Brigus GoldCredit: Etrade.com

Recent 2013 news for Brigus:

Brigus reported fourth quarter 2012 production which met their expectations. They currently trade with a P/E of just 11 which makes them very undervalued based on their earnings.

The company recently released 2013 production guidance and should produce around 90-95K ounces in 2013. Analysts expect them to have an annual earnings per share of .24 which gives them an insanely cheap forward P/E of just 4!

Brigus GoldCredit: ETrade.com

 Brigus reported outstanding drill results at their Grey Fox property, which is looking like it will become their second mine sometime in 2015.

The company released a brand new presentation recently which gave an estimate of what to expect in terms of cash flow and earnings from operation in 2013. It shows that Brigus has the potential to produce around $70 million in cash flow in 2013 and should have plenty of money to explore and expand their operations.

Insiders are also purchasing a large amount of shares which only makes this story more compelling.

Claude ResourcesCredit: ClaudeResources.com

#2 Claude Resources

Another great Canadian mining company that I feel is undervalued is Claude Resources. They are more undervalued based on their gold ounces in the ground than they are their earnings but I think they have huge upside potential regardless.

Analsysts consensus earnings estimates for Claude Resources in 2013 is .11 cents per share. With their current share price of just .53 cents, this gives them a forward P/E of just 4.8!

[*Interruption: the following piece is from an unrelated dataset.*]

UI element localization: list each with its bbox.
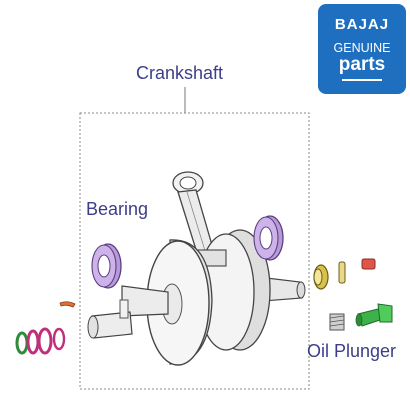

Claude ResourcesCredit: Etrade.com

As with Brigus, Claude has seen a good amount of insider buying during the past year. Presumably, insiders think the stock is undervalued and have been accumulating as they feel it will increase in price. The x's below represent when an insider bought shares:

Claude ResourcesCredit: CanadianInsider.com

But the real reason I like Claude Resources is their proven record of expanding their resource base. This Canadian Junior Mining Company has a total gold resource of over 4 million ounces - up from just 806K ounces in 2008! They are very undervalued.

I am hopeful this stock will at least double in the next 2 years or so and it certainly has the potential to go much higher.

St Andrew GoldfieldsCredit: SASGoldmines.com

#3 St. Andrew Goldfields

This is the final gold mining company I will discuss. St. Andrew Goldfields is a gold producerin the Timmins mining district in northeastern Ontario, Canada. The company operates the Holt, Holloway and Hislop gold mines and plans to produce 90–100 Koz gold in 2012.

"During year ended December 31, 2011 (during 2011), production from these three mining operations was 74,022 ounces of gold. The Company's projects include Deep Thunder Zone, Blacktop East Zone, Ghost ZoneHolt Mine, Taylor Project, Hislop North Project, Garrison Creek Project and Stroud Project."

St. Andrew GoldfieldsCredit: CanadianInsider.com


Here's what gold stock analyst Michael Fowler recently said on the website TheAuReport.com:

"The shares of St Andrew Goldfields Ltd. exhibit excellent value with an expected 35% compound annual growth in earnings (flat gold prices) and a 55% increase in gold reserves expected by 2014. . .the company has received negative investor perception for many years; this may change as it meets its future production forecasts."

They currently have an EPS of .08 which gives them a current P/E ratio of just 6.78! analyst consensus estimate for 2013 will give St. Andrew a forward P/E ratio as low as 4.


Thanks for reading this article on what I consider to be the 3 Most Undervalued Canadian Junior Mining Companies right now.